先日、たわいもない会話の中で、こんな話を聞きました。
「昨日から、同僚が30分置きに席を離れているのが気になっている。顔色も悪いし、時間が経つごとに憔悴しているにように見える。周りの人も心配して様子を見ているようだ。早退するように勧めても『大丈夫』といって仕事を続けているがモヤモヤする」と。
あとでわかったのですが、この同僚は食中毒だったようです。翌日病院に行き、薬を飲んで出勤したものの、2時間置きの中座を繰り返していたそうです。
「周囲の者も落ち着かないので、休んでくれた方がいいのだが、なぜそこまでして出勤するのだろう」という話でした。
昭和の時代なら、「体調が悪い中でも出勤するなんて素晴らしい!」という美談かもしれませんが、今は違いますね。
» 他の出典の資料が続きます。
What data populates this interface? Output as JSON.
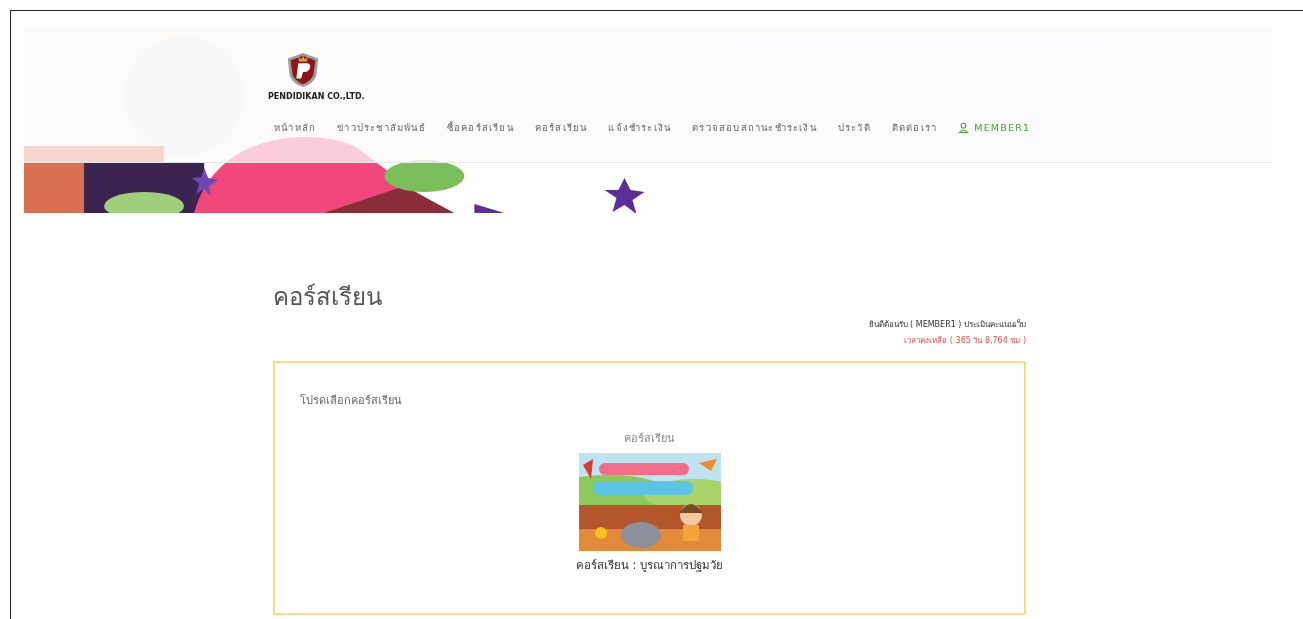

「プレゼンティズム」とは、「出勤はしているが、病気やメンタル不調などで本来のパフォーマンスを発揮できていない状態」を指します。メンタル不調の他、アレルギーや偏頭痛、生活習慣病等により、プレゼンティズムが発生することが明らかになっています。
<生産性へのインパクトが大きい>
健康経営の文脈では、プレゼンティズムが企業業績や生産性に大きく影響しているという指摘が増えています。欠勤よりも「一応出ているが不調」という状態の方が、総合的にみると損失が大きい可能性があると言われて注目されています。
<プレゼンティズムによる損失額>
プレゼンティズムの日本人平均は84.9%で、プレゼンティズム損失割合は15.1%。国税庁によると令和5年(2023年)の日本人の平均年収は460万円なので、国民1人当たりの年間損失額は約69.5万円になるというデータもあります。
健康を維持に努めることは、今や「個人の問題」ではなく、「企業経営」としての課題となっています。具合の悪いときは思い切って休むことも大切ですね。